I went back into the bedroom and asked him if he'd had anything to drink while he sipped on the water. He said "not as much as you'd think". Still not sure what that was supposed to mean. He then said that the neighbor lady had come over last night to cry on his shoulder. I told him that I had made arrangements to take the day off to spend with him and asked if he was going to wake up soon. It was after 7am and if he'd been sleeping for as many hours as he lead me to believe he should be awake. Even a couple gravol wouldn't lay a 6', 205 lb man out for THAT long! He kept falling asleep and I had to ask him again if I should just go to work or if he wanted me to stay to take care of him. He said he needed to sleep another 4 hours at least. At this point I didn't know what to do. I went out to the sunroom and drank my hot chocolate and tried to think. I decided that this was ridiculous....I had to leave. I went back in and told him I was leaving. Said that he should call me later and let me know how he was. It's now very early Sunday morning and I still haven't heard from him.

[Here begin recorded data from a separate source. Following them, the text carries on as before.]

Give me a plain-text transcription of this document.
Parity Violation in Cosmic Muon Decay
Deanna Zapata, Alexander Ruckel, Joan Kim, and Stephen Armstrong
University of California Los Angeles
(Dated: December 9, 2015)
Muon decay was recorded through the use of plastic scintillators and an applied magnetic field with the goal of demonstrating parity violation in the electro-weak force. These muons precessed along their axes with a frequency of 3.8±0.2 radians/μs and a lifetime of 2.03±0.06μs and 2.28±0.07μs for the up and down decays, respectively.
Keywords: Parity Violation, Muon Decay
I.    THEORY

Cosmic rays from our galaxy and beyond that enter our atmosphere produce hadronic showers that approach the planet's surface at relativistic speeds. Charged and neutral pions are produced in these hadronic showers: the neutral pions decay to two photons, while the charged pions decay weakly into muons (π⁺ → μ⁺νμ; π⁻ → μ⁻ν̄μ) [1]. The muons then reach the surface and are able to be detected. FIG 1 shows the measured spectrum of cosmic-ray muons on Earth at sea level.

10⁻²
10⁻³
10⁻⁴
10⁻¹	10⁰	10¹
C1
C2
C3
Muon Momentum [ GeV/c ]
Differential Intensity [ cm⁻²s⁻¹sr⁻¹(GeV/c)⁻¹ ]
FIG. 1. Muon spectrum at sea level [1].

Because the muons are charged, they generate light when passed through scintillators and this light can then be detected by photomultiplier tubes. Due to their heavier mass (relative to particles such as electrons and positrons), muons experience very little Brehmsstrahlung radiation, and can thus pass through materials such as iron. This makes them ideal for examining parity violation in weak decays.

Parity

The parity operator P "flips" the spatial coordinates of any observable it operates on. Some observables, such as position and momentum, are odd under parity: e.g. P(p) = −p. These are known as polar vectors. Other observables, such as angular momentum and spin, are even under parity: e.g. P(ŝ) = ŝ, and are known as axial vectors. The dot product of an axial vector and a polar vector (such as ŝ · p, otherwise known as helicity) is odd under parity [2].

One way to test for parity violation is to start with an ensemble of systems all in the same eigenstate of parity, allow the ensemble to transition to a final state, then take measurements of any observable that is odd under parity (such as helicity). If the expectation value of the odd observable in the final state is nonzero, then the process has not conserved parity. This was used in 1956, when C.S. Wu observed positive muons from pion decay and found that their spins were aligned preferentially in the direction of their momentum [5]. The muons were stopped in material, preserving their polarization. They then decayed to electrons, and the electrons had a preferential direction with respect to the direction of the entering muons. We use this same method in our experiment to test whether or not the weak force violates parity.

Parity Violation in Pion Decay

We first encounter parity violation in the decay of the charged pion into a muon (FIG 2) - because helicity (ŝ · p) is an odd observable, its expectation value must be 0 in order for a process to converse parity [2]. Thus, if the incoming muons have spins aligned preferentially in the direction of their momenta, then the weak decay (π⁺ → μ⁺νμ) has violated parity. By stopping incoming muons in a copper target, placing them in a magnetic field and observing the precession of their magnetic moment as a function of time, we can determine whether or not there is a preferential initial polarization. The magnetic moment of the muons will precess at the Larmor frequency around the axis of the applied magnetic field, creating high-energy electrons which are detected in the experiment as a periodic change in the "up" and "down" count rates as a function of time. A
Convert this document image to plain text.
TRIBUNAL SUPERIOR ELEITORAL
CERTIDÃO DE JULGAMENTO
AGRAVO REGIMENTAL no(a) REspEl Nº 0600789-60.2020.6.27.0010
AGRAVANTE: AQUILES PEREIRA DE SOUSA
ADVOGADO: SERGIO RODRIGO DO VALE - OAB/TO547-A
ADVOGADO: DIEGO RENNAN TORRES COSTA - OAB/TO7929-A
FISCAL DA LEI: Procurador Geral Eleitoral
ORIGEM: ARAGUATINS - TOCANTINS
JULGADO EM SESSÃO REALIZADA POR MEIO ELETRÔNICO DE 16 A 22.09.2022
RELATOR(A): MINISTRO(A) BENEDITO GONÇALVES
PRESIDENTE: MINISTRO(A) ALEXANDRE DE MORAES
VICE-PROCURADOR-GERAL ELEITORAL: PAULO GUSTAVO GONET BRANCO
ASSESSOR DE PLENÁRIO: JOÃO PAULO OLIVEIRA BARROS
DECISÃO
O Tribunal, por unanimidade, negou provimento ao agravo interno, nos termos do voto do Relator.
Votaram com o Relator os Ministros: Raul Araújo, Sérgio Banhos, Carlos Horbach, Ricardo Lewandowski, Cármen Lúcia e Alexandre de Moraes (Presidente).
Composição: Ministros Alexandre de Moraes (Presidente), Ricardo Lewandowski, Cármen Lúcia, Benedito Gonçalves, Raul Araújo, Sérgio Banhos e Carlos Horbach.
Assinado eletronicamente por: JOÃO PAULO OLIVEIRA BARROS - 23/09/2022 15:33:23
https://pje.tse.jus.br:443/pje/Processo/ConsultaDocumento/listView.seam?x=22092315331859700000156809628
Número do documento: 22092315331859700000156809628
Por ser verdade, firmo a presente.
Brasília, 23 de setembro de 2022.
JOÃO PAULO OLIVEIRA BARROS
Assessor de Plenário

Bad news? It didn't work out between us. Good news? I found out before it went too far. With each new dating experience I learn. What I learned from this one is to trust my gut. Friday night I thought he was drinking quite a bit but I wrote it off as his first night of vacation and maybe some nerves about our first meeting. Sunday? He drank three different kinds of alcohol while I was there. That reminded me of an old friend who used to drink whatever was available....he was an alcoholic. Even on Tuesday when he said his stomach was upset....he still drank. I had a feeling he was drinking too much but I may have dismissed it because everything else about this guy was so good. From now on I'll try to listen to my gut.